Le monde de la recherche est déjà structuré par une très forte concurrence. Si l’on souhaite renforcer la qualité et la diversité de la production scientifique, ce n’est donc pas de darwinisme social dont nous avons besoin, mais plutôt d’espaces de travail stables, de « milieux » structurés sans lesquels les prises de risque, les coopérations et les débats indispensables à la production et à la consolidation de la connaissance ne peuvent se produire. En imposant des réformes structurelles permanentes, un pilotage vertical et par projets, l’accélération de procédures qui ne se conçoivent plus que dans le court terme, l’accroissement de la précarité des travailleur∙euse∙s et des collectifs de travail, le train de réformes dans lequel s’inscrit la LPPR ne fait que déstabiliser et appauvrir le fragile écosystème des revues.

Se mettre en grève, se mobiliser auprès des personnels en lutte, faire paraître un numéro blanc ou contribuer, par la publication de textes collectifs ou de récits anonymes, au mouvement social en cours : par ces actes inédits, et devant le constat de la dégradation du service public de la recherche, les revues expriment leur colère et leur inquiétude. Elles montrent d’un coup l’envers du décor et tout ce qui rend possible la production et la diffusion d’un savoir à la fois indépendant (notamment des mannes industrielles), fiable (car discuté par des scientifiques de haut niveau) et neuf (c’est ce savoir qui est à la base des futurs manuels universitaires, puis scolaires). Nos revues ne doivent leur existence qu’au service public de la recherche. Parce que le service public en général, et celui de la recherche en particulier, sont menacés, nous, collectif des revues en lutte, nous opposons aux projets de réforme en cours avec la plus grande fermeté.

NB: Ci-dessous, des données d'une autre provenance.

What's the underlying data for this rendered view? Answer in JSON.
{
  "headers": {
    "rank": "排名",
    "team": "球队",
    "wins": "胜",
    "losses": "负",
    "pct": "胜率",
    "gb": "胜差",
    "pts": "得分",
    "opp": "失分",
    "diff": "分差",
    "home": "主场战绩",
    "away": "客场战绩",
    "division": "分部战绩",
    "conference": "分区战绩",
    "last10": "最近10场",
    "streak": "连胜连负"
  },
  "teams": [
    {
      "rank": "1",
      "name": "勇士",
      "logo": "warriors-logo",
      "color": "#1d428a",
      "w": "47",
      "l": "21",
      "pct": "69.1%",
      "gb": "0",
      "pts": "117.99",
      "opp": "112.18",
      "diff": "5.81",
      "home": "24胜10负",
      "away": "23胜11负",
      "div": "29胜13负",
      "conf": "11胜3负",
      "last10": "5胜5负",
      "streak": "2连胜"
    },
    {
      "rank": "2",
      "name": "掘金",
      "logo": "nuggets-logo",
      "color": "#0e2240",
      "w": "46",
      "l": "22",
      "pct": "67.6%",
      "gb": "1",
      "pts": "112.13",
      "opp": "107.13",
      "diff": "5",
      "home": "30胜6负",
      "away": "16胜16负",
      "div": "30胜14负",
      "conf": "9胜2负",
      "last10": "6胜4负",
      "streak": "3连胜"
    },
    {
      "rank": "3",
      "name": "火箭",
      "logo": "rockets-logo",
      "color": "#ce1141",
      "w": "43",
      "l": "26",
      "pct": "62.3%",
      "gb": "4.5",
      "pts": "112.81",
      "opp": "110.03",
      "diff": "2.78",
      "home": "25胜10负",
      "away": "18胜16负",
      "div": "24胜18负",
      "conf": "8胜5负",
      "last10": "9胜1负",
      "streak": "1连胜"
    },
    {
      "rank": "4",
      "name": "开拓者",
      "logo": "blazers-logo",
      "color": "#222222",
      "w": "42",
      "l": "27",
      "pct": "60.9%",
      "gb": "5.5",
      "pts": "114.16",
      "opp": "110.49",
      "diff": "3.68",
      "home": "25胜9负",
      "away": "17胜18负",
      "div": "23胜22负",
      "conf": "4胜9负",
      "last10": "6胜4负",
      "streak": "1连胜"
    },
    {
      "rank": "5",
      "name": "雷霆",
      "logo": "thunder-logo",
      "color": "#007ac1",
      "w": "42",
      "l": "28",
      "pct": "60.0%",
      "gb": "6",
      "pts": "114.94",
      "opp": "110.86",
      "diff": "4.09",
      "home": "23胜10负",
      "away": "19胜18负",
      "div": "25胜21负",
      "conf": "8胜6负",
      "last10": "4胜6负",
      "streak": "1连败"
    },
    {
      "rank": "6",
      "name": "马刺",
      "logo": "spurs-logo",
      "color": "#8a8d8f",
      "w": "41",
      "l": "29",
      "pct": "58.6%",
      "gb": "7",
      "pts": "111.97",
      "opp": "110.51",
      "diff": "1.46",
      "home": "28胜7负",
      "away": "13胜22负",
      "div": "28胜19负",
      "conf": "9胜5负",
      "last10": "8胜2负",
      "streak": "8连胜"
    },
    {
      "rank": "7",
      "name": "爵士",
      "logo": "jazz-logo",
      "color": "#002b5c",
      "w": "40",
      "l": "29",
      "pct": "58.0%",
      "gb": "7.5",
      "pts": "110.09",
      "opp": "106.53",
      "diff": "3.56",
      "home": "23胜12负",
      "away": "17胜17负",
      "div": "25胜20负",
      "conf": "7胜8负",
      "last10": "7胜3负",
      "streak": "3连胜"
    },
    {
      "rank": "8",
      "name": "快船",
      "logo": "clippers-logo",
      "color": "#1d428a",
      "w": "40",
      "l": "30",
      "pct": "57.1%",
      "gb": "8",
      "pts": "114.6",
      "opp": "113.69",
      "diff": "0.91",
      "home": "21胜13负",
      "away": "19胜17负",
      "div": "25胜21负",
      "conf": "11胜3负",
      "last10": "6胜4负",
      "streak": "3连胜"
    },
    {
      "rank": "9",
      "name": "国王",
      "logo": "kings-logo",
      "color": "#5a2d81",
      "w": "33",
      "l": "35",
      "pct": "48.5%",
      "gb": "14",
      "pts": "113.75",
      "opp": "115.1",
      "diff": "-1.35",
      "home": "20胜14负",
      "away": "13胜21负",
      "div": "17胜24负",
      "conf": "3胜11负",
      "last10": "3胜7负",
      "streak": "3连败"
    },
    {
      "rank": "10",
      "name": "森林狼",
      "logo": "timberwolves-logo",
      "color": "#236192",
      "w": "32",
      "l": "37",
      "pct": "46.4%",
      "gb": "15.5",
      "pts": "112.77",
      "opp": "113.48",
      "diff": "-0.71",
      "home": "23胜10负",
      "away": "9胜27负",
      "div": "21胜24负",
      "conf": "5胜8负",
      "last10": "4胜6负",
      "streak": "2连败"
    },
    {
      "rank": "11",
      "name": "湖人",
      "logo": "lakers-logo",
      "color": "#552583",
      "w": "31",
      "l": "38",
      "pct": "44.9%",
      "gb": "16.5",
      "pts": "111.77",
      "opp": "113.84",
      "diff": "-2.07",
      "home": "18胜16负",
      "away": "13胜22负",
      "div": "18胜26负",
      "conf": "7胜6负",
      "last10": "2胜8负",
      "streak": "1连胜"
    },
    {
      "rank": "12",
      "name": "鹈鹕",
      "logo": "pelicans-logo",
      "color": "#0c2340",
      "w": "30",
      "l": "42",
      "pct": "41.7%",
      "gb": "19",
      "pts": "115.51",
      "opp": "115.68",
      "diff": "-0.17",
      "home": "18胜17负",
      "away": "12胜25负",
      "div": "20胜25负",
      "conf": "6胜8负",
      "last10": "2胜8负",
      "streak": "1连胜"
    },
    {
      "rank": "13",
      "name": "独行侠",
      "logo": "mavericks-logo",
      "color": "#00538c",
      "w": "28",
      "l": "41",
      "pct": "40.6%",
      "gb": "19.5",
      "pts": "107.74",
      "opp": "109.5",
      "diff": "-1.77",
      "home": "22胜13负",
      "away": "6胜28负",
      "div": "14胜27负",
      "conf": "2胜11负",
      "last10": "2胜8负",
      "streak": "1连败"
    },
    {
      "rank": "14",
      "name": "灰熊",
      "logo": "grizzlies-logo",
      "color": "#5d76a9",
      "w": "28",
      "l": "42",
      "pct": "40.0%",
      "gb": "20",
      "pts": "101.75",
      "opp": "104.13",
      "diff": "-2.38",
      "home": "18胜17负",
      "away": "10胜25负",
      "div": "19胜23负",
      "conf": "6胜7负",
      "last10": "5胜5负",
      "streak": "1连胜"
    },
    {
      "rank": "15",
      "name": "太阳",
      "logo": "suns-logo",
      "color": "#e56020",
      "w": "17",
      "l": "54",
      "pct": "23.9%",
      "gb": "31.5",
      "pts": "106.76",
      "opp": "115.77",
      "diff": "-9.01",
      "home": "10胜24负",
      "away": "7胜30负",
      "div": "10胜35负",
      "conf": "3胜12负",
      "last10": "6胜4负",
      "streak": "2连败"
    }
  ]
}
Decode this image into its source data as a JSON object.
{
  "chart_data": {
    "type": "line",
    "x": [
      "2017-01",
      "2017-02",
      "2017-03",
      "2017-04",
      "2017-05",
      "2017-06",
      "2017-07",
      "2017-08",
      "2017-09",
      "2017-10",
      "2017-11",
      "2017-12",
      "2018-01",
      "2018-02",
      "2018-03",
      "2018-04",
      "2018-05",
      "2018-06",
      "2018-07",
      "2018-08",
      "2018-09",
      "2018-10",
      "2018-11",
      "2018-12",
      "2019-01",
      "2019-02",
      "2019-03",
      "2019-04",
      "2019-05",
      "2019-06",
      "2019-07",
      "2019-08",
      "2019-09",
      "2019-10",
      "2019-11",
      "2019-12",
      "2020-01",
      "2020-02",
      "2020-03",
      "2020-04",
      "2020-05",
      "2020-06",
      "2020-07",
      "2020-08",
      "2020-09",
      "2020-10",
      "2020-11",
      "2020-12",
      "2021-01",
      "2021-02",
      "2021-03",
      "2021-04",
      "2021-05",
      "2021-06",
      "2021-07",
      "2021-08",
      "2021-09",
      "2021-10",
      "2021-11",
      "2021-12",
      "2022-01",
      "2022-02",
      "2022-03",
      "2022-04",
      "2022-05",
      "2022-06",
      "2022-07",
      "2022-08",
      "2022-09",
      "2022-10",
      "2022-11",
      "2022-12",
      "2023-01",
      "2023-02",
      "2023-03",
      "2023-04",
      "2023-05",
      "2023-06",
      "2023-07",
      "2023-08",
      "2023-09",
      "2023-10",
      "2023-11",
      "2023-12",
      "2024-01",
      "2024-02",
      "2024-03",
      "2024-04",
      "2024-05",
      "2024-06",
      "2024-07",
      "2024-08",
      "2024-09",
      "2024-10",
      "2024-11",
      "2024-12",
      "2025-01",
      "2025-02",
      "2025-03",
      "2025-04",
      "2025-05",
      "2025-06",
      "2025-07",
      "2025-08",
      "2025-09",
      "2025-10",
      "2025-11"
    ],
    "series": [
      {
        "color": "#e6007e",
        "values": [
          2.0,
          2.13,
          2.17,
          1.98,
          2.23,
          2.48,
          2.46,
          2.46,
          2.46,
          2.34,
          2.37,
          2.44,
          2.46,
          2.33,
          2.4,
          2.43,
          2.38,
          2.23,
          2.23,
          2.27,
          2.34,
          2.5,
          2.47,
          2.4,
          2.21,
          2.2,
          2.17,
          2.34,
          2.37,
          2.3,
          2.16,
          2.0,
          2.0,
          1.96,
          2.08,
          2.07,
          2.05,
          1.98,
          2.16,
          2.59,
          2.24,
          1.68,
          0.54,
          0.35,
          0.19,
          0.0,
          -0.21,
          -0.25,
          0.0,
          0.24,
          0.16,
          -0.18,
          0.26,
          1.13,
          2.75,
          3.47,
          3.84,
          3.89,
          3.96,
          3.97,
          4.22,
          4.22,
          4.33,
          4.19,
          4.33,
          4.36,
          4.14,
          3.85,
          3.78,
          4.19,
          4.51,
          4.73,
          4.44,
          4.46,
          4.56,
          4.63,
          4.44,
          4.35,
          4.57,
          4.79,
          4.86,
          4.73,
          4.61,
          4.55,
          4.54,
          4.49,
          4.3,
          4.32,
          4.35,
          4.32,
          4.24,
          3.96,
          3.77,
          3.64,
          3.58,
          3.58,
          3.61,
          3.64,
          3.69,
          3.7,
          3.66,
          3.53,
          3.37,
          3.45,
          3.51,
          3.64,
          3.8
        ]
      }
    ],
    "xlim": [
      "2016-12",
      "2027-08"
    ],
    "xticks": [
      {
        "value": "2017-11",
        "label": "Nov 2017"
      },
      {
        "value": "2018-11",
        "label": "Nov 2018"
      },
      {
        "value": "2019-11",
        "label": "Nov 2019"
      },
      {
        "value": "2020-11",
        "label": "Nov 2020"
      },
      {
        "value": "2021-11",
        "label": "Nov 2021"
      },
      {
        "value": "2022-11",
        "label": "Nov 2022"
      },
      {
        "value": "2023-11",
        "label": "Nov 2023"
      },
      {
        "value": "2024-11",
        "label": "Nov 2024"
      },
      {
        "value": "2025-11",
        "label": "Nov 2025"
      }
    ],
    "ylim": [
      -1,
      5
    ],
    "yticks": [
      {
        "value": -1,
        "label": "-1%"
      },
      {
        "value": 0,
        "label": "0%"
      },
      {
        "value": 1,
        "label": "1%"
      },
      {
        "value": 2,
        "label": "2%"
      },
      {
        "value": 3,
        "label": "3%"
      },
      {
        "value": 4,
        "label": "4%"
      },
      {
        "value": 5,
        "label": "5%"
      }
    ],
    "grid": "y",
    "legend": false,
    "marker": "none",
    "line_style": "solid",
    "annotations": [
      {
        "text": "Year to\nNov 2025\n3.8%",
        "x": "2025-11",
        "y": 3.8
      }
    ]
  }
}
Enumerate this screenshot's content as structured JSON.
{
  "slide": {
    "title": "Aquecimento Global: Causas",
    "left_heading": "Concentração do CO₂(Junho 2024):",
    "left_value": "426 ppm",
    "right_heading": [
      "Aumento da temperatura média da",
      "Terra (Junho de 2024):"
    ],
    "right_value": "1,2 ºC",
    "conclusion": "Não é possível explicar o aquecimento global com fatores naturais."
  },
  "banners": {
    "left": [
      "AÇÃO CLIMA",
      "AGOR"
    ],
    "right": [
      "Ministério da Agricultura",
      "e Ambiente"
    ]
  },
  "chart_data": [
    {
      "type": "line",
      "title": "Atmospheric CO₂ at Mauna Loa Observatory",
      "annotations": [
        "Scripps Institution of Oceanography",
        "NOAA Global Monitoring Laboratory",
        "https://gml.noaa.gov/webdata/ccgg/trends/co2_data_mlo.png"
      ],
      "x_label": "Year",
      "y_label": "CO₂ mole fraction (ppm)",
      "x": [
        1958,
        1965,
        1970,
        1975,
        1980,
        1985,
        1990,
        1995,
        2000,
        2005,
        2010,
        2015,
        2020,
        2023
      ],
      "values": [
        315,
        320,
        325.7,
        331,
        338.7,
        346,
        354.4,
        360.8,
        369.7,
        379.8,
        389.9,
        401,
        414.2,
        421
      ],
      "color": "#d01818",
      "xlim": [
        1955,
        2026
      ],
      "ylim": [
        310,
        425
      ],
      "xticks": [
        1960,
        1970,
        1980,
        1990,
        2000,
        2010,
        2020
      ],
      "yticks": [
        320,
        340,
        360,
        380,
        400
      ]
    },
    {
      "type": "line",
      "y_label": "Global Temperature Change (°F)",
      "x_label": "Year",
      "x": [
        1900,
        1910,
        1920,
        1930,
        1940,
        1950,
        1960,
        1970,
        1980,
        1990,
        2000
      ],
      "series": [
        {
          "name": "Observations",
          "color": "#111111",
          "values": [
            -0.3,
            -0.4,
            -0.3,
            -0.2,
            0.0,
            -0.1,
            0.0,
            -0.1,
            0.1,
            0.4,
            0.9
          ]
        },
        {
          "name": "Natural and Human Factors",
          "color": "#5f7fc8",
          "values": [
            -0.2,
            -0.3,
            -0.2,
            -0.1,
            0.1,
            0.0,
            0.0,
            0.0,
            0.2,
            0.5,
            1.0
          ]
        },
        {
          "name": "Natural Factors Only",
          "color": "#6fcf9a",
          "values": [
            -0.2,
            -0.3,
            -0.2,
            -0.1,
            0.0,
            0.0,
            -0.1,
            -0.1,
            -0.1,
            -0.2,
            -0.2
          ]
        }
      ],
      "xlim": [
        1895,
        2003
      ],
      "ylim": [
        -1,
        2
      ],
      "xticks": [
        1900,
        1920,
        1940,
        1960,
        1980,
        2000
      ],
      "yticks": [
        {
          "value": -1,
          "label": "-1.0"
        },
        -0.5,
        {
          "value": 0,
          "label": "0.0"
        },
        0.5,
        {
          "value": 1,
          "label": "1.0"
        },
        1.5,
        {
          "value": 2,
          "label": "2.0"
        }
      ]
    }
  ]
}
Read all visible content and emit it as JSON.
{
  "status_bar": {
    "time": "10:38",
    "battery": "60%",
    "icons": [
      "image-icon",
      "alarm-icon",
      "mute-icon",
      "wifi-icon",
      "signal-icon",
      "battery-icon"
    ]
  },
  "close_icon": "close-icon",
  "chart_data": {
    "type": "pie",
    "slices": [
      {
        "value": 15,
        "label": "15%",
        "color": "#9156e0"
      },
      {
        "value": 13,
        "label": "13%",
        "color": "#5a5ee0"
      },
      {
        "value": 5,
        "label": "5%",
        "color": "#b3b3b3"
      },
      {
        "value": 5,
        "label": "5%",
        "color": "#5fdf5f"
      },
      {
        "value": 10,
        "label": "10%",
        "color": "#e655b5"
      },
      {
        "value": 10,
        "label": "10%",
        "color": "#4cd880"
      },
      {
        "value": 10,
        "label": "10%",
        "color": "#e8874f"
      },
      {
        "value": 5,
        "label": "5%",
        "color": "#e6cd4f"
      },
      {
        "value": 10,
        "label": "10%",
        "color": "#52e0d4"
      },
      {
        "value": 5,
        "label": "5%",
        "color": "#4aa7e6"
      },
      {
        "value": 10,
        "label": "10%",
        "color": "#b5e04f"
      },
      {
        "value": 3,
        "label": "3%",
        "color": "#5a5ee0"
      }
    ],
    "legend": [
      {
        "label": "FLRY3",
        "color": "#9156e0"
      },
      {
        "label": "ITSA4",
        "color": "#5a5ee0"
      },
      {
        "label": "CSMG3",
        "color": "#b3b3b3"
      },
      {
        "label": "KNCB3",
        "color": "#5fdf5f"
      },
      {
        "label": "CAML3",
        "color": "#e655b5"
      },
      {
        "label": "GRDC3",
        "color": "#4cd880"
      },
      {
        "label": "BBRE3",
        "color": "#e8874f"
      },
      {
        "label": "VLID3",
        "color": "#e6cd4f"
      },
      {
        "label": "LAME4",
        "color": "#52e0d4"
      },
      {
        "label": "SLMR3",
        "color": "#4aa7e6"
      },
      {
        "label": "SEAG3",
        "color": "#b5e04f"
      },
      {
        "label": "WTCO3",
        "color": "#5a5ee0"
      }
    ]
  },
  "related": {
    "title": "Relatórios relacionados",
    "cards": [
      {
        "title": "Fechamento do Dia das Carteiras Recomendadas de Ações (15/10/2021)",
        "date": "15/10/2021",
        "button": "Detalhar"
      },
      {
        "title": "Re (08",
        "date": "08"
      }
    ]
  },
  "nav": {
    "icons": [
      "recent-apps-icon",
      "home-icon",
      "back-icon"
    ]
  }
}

Nous refusons la casse des formes de collaboration et d’émulation solidaire qui font la force et l’honneur du modèle français de la recherche.

 

Notes

[1] Les rapports sont signés par trois groupes de travail et consacrés au « Financement de la recherche », à l’« Attractivité des emplois et carrières scientifiques » et à la « Recherche partenariale et innovation ». Ils sont disponibles sur le site du ministère de l’Enseignement supérieur, de la Recherche et de l’Innovation : https://www.enseignementsup-recherche.gouv.fr/cid145221/restitution-des-travaux-des-groupes-de-travail-pour-un-projet-de-loi-de-programmation-pluriannuelle-de-la-recherche.html

[2] Yves Gingras, Les Dérives de l’évaluation de la recherche. Du bon usage de la bibliométrie, Paris, Raisons d’agir, 2014.

[3] https://academia.hypotheses.org/13060

 

Pour citer cet article

Collectif des revues en lutte, « Sciences en danger, revues en lutte », thaêtre [en ligne], mis en ligne le 2 juillet 2020.